在去酒店的路上,小杨问我们怎么回事,老谢说:“养鬼的人都这样,小鬼和主人沟通,会要吃要喝,主人吃饭的时候,必须得给它留个位置,不然它就会生气。”
吃饭时,小杨对她爸爸眉飞色舞地讲泰国佛牌的邪门,她爸爸只微笑着点头,对我说:“我这个女儿,就是喜欢迷信这些鬼鬼神神的东西。”
小杨不高兴地说:“爸,这话你敢当着孔叔的面说吗?”
她爸爸摇摇头,苦笑几声:“这个老孔,生意变好非说是什么盆栽小鬼的力量,我也是不好说什么。这次他坚持要来泰国驱鬼,我劝也劝不住。”我和老谢互相看看,我心想怪不得小杨爸爸总想限制女儿的自由,原来他是个绝对的无神论者。天天听女儿谈鬼论神,肯定不爱听。
当晚,阿赞洪班在家中的法坛前,把大花盆里的婴胎尸骸逐块从土中取出,零散地摆在一块麻布上,麻布上画着很多图案和经咒。
孔先生的保姆看到阿赞洪班从盆栽里取出的这些尸骸,表情很惊讶:“这里面还有东西?羊骨还是猪骨?”我连忙让她闭嘴,以免得罪婴灵,再让她也跟着倒霉。
阿赞洪班有两个徒弟在旁协助,一个手里整理着经线,另一个手持微型DV居然在录像。
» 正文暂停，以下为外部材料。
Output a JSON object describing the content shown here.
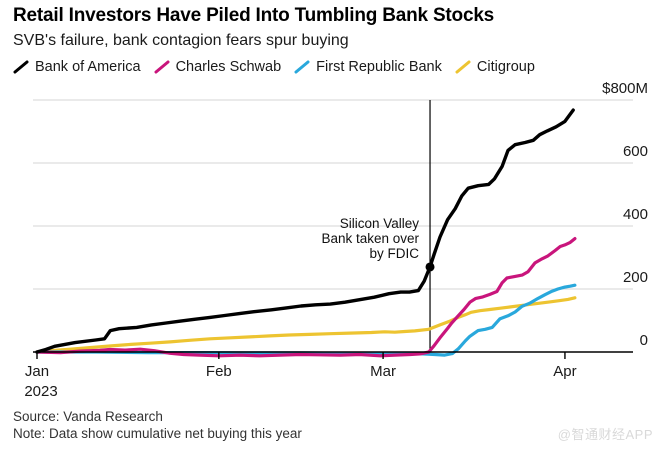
{
  "header": {
    "title": "Retail Investors Have Piled Into Tumbling Bank Stocks",
    "subtitle": "SVB's failure, bank contagion fears spur buying"
  },
  "legend": {
    "items": [
      {
        "label": "Bank of America",
        "color": "#000000"
      },
      {
        "label": "Charles Schwab",
        "color": "#c9157c"
      },
      {
        "label": "First Republic Bank",
        "color": "#29a8dc"
      },
      {
        "label": "Citigroup",
        "color": "#edc431"
      }
    ]
  },
  "footer": {
    "source": "Source: Vanda Research",
    "note": "Note: Data show cumulative net buying this year",
    "watermark": "@智通财经APP"
  },
  "chart_data": {
    "type": "line",
    "title": "Retail Investors Have Piled Into Tumbling Bank Stocks",
    "subtitle": "SVB's failure, bank contagion fears spur buying",
    "unit": "USD millions, cumulative net buying this year",
    "x_axis": {
      "year_label": "2023",
      "range_days": [
        0,
        92
      ],
      "ticks": [
        {
          "label": "Jan",
          "day": 0
        },
        {
          "label": "Feb",
          "day": 31
        },
        {
          "label": "Mar",
          "day": 59
        },
        {
          "label": "Apr",
          "day": 90
        }
      ]
    },
    "y_axis": {
      "min": -15,
      "max": 800,
      "grid": true,
      "labels_position": "right",
      "ticks": [
        {
          "value": 0,
          "label": "0"
        },
        {
          "value": 200,
          "label": "200"
        },
        {
          "value": 400,
          "label": "400"
        },
        {
          "value": 600,
          "label": "600"
        },
        {
          "value": 800,
          "label": "$800M"
        }
      ]
    },
    "annotation": {
      "lines": [
        "Silicon Valley",
        "Bank taken over",
        "by FDIC"
      ],
      "day": 67,
      "marker_series": "Bank of America",
      "marker_value": 270
    },
    "series": [
      {
        "name": "Bank of America",
        "color": "#000000",
        "width": 3.4,
        "points": [
          [
            0,
            0
          ],
          [
            1.5,
            8
          ],
          [
            3,
            18
          ],
          [
            6.5,
            30
          ],
          [
            10,
            38
          ],
          [
            11.5,
            42
          ],
          [
            12.5,
            68
          ],
          [
            14,
            74
          ],
          [
            17,
            78
          ],
          [
            19.5,
            86
          ],
          [
            22,
            92
          ],
          [
            24.5,
            98
          ],
          [
            27,
            104
          ],
          [
            29.5,
            110
          ],
          [
            32,
            116
          ],
          [
            34.5,
            122
          ],
          [
            37,
            128
          ],
          [
            40,
            134
          ],
          [
            42.5,
            140
          ],
          [
            45,
            146
          ],
          [
            47.5,
            150
          ],
          [
            50,
            152
          ],
          [
            52.5,
            158
          ],
          [
            55,
            166
          ],
          [
            57.5,
            174
          ],
          [
            60,
            185
          ],
          [
            62,
            190
          ],
          [
            63.5,
            190
          ],
          [
            65,
            195
          ],
          [
            66,
            225
          ],
          [
            67,
            270
          ],
          [
            67.7,
            310
          ],
          [
            68.7,
            365
          ],
          [
            70,
            420
          ],
          [
            71.3,
            455
          ],
          [
            72.4,
            495
          ],
          [
            73.5,
            520
          ],
          [
            75.2,
            528
          ],
          [
            77,
            532
          ],
          [
            78,
            550
          ],
          [
            79.3,
            590
          ],
          [
            80.3,
            640
          ],
          [
            81.5,
            658
          ],
          [
            83.2,
            665
          ],
          [
            84.6,
            672
          ],
          [
            85.7,
            690
          ],
          [
            87,
            702
          ],
          [
            88.5,
            715
          ],
          [
            90,
            732
          ],
          [
            91.4,
            768
          ]
        ]
      },
      {
        "name": "Charles Schwab",
        "color": "#c9157c",
        "width": 3.2,
        "points": [
          [
            0,
            0
          ],
          [
            4,
            -2
          ],
          [
            7.3,
            3
          ],
          [
            10.7,
            5
          ],
          [
            12.4,
            8
          ],
          [
            15,
            6
          ],
          [
            17.6,
            9
          ],
          [
            20,
            4
          ],
          [
            22.7,
            -4
          ],
          [
            25,
            -8
          ],
          [
            27.8,
            -10
          ],
          [
            31,
            -12
          ],
          [
            34.6,
            -10
          ],
          [
            38,
            -12
          ],
          [
            41.4,
            -10
          ],
          [
            44.8,
            -8
          ],
          [
            48,
            -9
          ],
          [
            51.7,
            -10
          ],
          [
            55,
            -8
          ],
          [
            58.5,
            -12
          ],
          [
            61,
            -10
          ],
          [
            63.6,
            -8
          ],
          [
            65.3,
            -6
          ],
          [
            66.8,
            0
          ],
          [
            67.7,
            20
          ],
          [
            68.7,
            45
          ],
          [
            70,
            75
          ],
          [
            70.7,
            92
          ],
          [
            71.8,
            115
          ],
          [
            72.8,
            135
          ],
          [
            73.8,
            158
          ],
          [
            74.8,
            170
          ],
          [
            76,
            175
          ],
          [
            77.2,
            183
          ],
          [
            78.4,
            192
          ],
          [
            79.3,
            220
          ],
          [
            80.1,
            235
          ],
          [
            81.5,
            240
          ],
          [
            82.7,
            244
          ],
          [
            83.7,
            255
          ],
          [
            84.9,
            283
          ],
          [
            86.1,
            296
          ],
          [
            87.1,
            305
          ],
          [
            88.3,
            322
          ],
          [
            89.2,
            335
          ],
          [
            90,
            340
          ],
          [
            90.9,
            348
          ],
          [
            91.7,
            360
          ]
        ]
      },
      {
        "name": "First Republic Bank",
        "color": "#29a8dc",
        "width": 3.2,
        "points": [
          [
            0,
            0
          ],
          [
            10,
            0
          ],
          [
            19,
            -2
          ],
          [
            28,
            -2
          ],
          [
            36,
            -3
          ],
          [
            45,
            -3
          ],
          [
            53,
            -4
          ],
          [
            62,
            -4
          ],
          [
            65,
            -5
          ],
          [
            67.8,
            -8
          ],
          [
            69.5,
            -10
          ],
          [
            70.8,
            -5
          ],
          [
            71.8,
            10
          ],
          [
            73,
            35
          ],
          [
            73.8,
            50
          ],
          [
            75.2,
            68
          ],
          [
            76.4,
            72
          ],
          [
            77.6,
            78
          ],
          [
            78.9,
            105
          ],
          [
            80.3,
            115
          ],
          [
            81.5,
            127
          ],
          [
            82.7,
            145
          ],
          [
            84,
            155
          ],
          [
            85.4,
            170
          ],
          [
            86.6,
            182
          ],
          [
            87.8,
            193
          ],
          [
            88.8,
            200
          ],
          [
            90,
            206
          ],
          [
            90.9,
            209
          ],
          [
            91.7,
            212
          ]
        ]
      },
      {
        "name": "Citigroup",
        "color": "#edc431",
        "width": 3.2,
        "points": [
          [
            0,
            0
          ],
          [
            2.2,
            4
          ],
          [
            5.6,
            9
          ],
          [
            9,
            14
          ],
          [
            12.4,
            19
          ],
          [
            16,
            24
          ],
          [
            19.3,
            28
          ],
          [
            22.7,
            32
          ],
          [
            26,
            37
          ],
          [
            29.5,
            42
          ],
          [
            33,
            45
          ],
          [
            36.3,
            48
          ],
          [
            39.7,
            51
          ],
          [
            43,
            54
          ],
          [
            46.5,
            56
          ],
          [
            50,
            58
          ],
          [
            53.3,
            60
          ],
          [
            57,
            62
          ],
          [
            59.3,
            64
          ],
          [
            61,
            63
          ],
          [
            62.7,
            65
          ],
          [
            64.4,
            67
          ],
          [
            66.8,
            72
          ],
          [
            68.7,
            86
          ],
          [
            70.4,
            98
          ],
          [
            71.8,
            110
          ],
          [
            73,
            118
          ],
          [
            74,
            126
          ],
          [
            75.5,
            131
          ],
          [
            77.2,
            135
          ],
          [
            79,
            139
          ],
          [
            80.6,
            143
          ],
          [
            82.3,
            147
          ],
          [
            84,
            151
          ],
          [
            85.7,
            155
          ],
          [
            87.4,
            159
          ],
          [
            89,
            163
          ],
          [
            90.5,
            167
          ],
          [
            91.7,
            172
          ]
        ]
      }
    ]
  }
}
我想起上个生意结束的时候,我曾经对阿赞洪班说过以后施法过程可以拍照或录像,以增强广告效应,看来他还真记着了。
那些带着碎泥土和臭鸡蛋壳味道的尸骸被阿赞洪班认真地摆成人形,我们这些人坐在旁边观看,孔先生神色委顿,神情却很紧张。
阿赞洪班从法坛上拿过五颗青黑色的人头骨,都没了下颚。旁边有徒弟拿着一根长长的经线,从每颗头骨的下部穿进,眼眶穿出,将五颗头骨都连上,再三下两上架成两排摆在面前。小杨的爸爸皱着眉头,似乎很反感。那保姆虽然脾气倔强,看到这些头骨,吓得脸白手抖,半句话都说不出来。
阿赞洪班把经线小心翼翼地摆放在婴胎尸骸上,引出一个尾端,让孔先生握在手心里。开始施法,阿赞洪班用一柄小刀割破左手中指,分别把血滴在最上面那两颗头骨上,然后又取出一个面目狰狞的弧形面具,看起来像是用一块整树皮制成的。阿赞洪班把面具扣在脸上,低声念诵经咒。
说来也怪,阿赞洪班发出的声音,透过面具似乎变了调,是一种低沉的声音,好像从很远的地方,由无数人同时念诵合成,听起来让人神情恍惚。
孔先生闭着眼睛,呼吸急促起来,小杨的爸爸半垂着头,阿赞洪班将衣衫褪到腰间,露出满身的阴咒刺符,念诵经咒速度也变快了。孔先生身体一起一伏,闭上眼睛,反复地低声说着什么话。